Cette dichotomie n’a pas toujours été aussi tranchée ; d’importants travaux interdisciplinaires et multiméthodes sont menés dans la région et dans le domaine de la migration forcée. Toutefois, il semble que les chercheurs qui effectuent des travaux pertinents mais plus empiriques sur le déplacement des Vénézuéliens, qui interagissent directement avec les migrants et les réfugiés, sont moins susceptibles d’être appréciés comme des autorités crédibles dans le domaine de la migration forcée, malgré les perspectives uniques qu’ils apportent. Un chercheur qui a conduit des recherches approfondies sur la santé sexuelle et reproductive (SSR) dans les camps de réfugiés du nord du Brésil a déclaré que, bien que son travail soit reconnu et considéré comme crédible dans le domaine de la SSR, son équipe n’est jamais invitée à participer aux discussions humanitaires.

Relever les défis

Il est ressorti des entretiens un certain nombre de recommandations visant à favoriser la collaboration et à accroître l’accès aux possibilités de financement.

Les réseaux de recherche au sein de pays ou de régions pourraient contribuer à favoriser les collaborations et les discussions sur les thématiques relatives à la migration forcée. Ils pourraient aider à mettre en relation des universitaires effectuant des recherches similaires, encourager le travail interdisciplinaire et même offrir des possibilités de formation. Étant donné le nombre croissant de chercheurs qui mènent des travaux avec des communautés de migrants et de réfugiés, les sessions de formation pourraient inclure des questions éthiques et stratégiques. Cela étant, un financement à long terme est nécessaire pour permettre à ces réseaux de recherche d’être durables.

Un financement d’amorçage, destiné à couvrir le lancement d’un nouveau projet, devrait être accordé aux initiatives menées par des chercheurs du Sud, les niveaux de financement pouvant être augmentés au fil du temps en fonction des performances.

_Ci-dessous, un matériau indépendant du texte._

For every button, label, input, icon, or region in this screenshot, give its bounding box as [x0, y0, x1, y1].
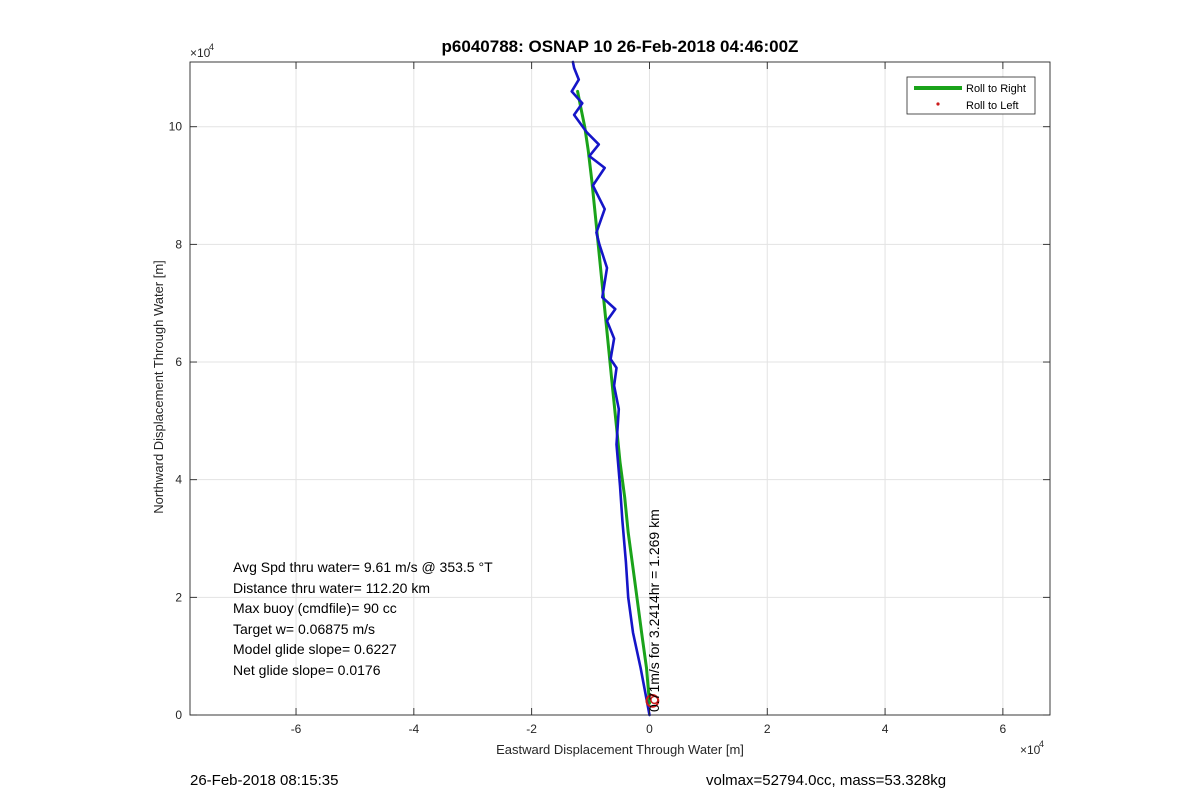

Des offres de financement sensibles au contexte permettraient aux chercheurs d’avoir l’indépendance et la flexibilité nécessaires pour aborder une problématique en exploitant les cadres conceptuels et les approches méthodologiques qui reflètent les réalités du terrain. Les organismes de financement devraient également être ouverts à la négociation des critères, de manière à pouvoir soutenir des approches pertinentes, même si elles ne répondent pas point pour point aux offres telles que formulées au départ.

Le financement, la crédibilité et la visibilité sont des notions interdépendantes qui doivent être comprises dans le contexte géographique de ces chercheurs tout en tenant compte du caractère unique de la situation de déplacement au Venezuela. Tant que les organismes de financement continueront à imposer certaines manières de savoir et de penser, la recherche ne reflétera pas la réalité. Tant que les chercheurs auront besoin de la caution d’une université du Nord pour obtenir une subvention, ils ne gagneront pas en visibilité. Et tant que les chercheurs appliqués ne seront pas considérés comme des autorités crédibles en matière de migration forcée, leurs perspectives singulières seront négligées.

 

Rossmary D Márquez-Lameda Rossmarydmarquez@gmail.com @Marquez_Lameda

Doctorante, École de santé publique, université d’Indiana Bloomington

 

[1] Bien que tous les universitaires interrogés soient établis et travaillent dans ces pays, ils n’en sont pas tous originaires. Deux chercheurs sont Français et un chercheur est Argentin.